Frédéric-Jacques Temple, L’enclos


La géographie nous apprend que la frontière est moins une ligne de séparation qu’une zone de contact. Le quartier où j'ai grandi et que j'appelle toujours Pierre-Rouge n’est en rien un isolat. Il n’est borné par aucune « frontière naturelle ». Je l’étends aux dimensions de ma perception qui est celle d’un enfant du quartier, influencé par les cinq générations précédentes. Ni territoire de principauté, ni bornage de propriété, la délimitation que je fais mienne est une convention, une limite que je mets à mon objet d’étude, même si l’histoire générale de la ville ou la nécessité de comparer pourra me conduire, ici ou là, en en sortir.

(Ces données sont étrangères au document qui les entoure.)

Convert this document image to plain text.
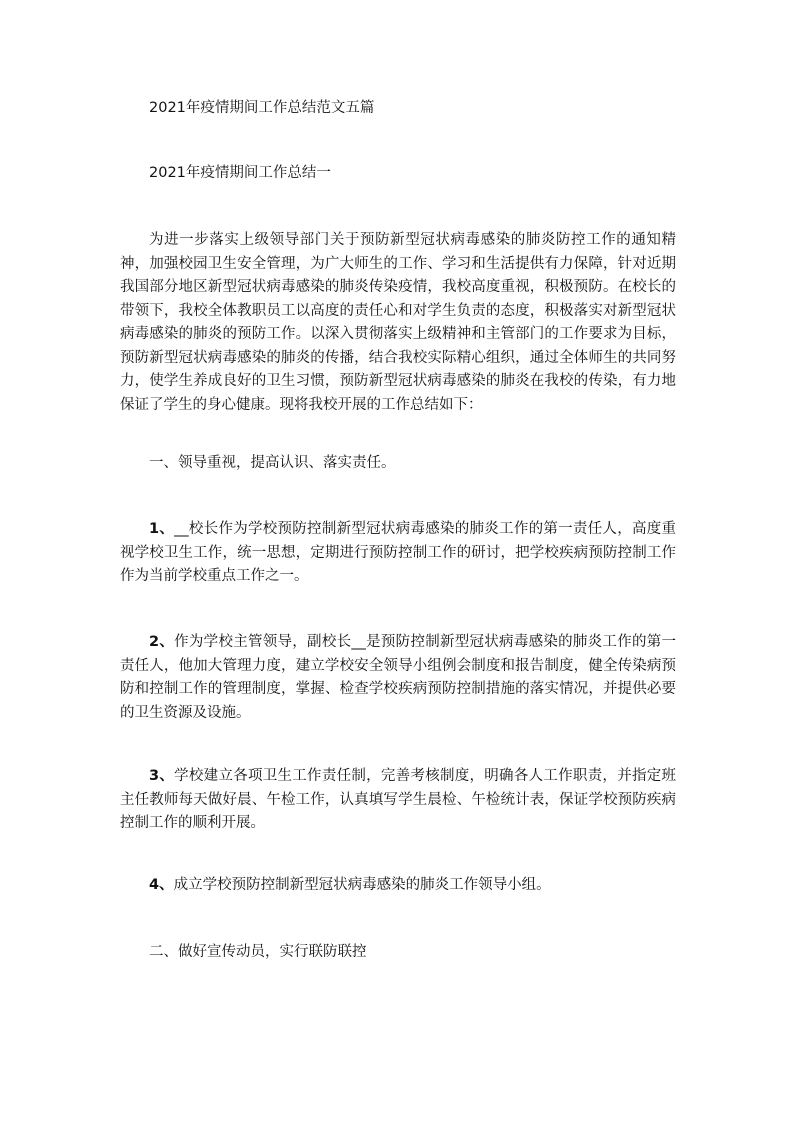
2021年疫情期间工作总结范文五篇

2021年疫情期间工作总结一

为进一步落实上级领导部门关于预防新型冠状病毒感染的肺炎防控工作的通知精神，加强校园卫生安全管理，为广大师生的工作、学习和生活提供有力保障，针对近期我国部分地区新型冠状病毒感染的肺炎传染疫情，我校高度重视，积极预防。在校长的带领下，我校全体教职员工以高度的责任心和对学生负责的态度，积极落实对新型冠状病毒感染的肺炎的预防工作。以深入贯彻落实上级精神和主管部门的工作要求为目标，预防新型冠状病毒感染的肺炎的传播，结合我校实际精心组织，通过全体师生的共同努力，使学生养成良好的卫生习惯，预防新型冠状病毒感染的肺炎在我校的传染，有力地保证了学生的身心健康。现将我校开展的工作总结如下：

一、领导重视，提高认识、落实责任。

1、__校长作为学校预防控制新型冠状病毒感染的肺炎工作的第一责任人，高度重视学校卫生工作，统一思想，定期进行预防控制工作的研讨，把学校疾病预防控制工作作为当前学校重点工作之一。

2、作为学校主管领导，副校长__是预防控制新型冠状病毒感染的肺炎工作的第一责任人，他加大管理力度，建立学校安全领导小组例会制度和报告制度，健全传染病预防和控制工作的管理制度，掌握、检查学校疾病预防控制措施的落实情况，并提供必要的卫生资源及设施。

3、学校建立各项卫生工作责任制，完善考核制度，明确各人工作职责，并指定班主任教师每天做好晨、午检工作，认真填写学生晨检、午检统计表，保证学校预防疾病控制工作的顺利开展。

4、成立学校预防控制新型冠状病毒感染的肺炎工作领导小组。

二、做好宣传动员，实行联防联控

Quand j’étais enfant, lorsque mes arrière grands-parents ou mes grands-parents disaient qu’ils allaient « en ville », je comprenais sans explication supplémentaire qu’il s’agissait d’aller au centre-ville. Un centre identifié à l’Écusson, ce vieux cœur de ville médiéval qui, vu du ciel et orienté au Nord, évoque un petit bouclier dont la bordure serait constituée des actuels boulevards. Aller en ville, cela voulait dire prendre le bus ou un engin à deux roues, avec ou sans moteur. La voiture, même quand elle n’était pas prohibée, s’accommodait mal des rues étroites de notre vieille ville et de l’indiscipline héréditaire de ses conducteurs. Seul mon grand-père Raoul, bon marcheur, prenait plaisir à aller en ville à pied, voire jusqu’à Castelnau-le-Lez, comme une simple promenade. Avec mon arrière-grand-père Maurice, je ne franchissais la voie ferrée que pour aller au Parc Rimbaud, au bord du Lez. Pierre-Rouge était dépourvu d’espaces verts où aller faire jouer un jeune enfant. Le Parc Saint-Odile était plus près, mais il fallait pour y aller passer par des rues étroites, sans trottoir, où la limitation de la vitesse à 60 kilomètres heure semblait indicative. Le trajet, par la rue du jeu de mail des abbés, étroite et dépourvue de trottoir sur sa plus grande partie, prenait tout de même une allure d’expédition Mon arrière-grand-père Maurice entrainait la poussette au filet surchargé par ses précautions maternantes, le tricycle et moi, fermement arrimé par ma petite main dans celle, immense pour moi, de cet octogénaire tout droit de son mètre quatre-vingt-six. 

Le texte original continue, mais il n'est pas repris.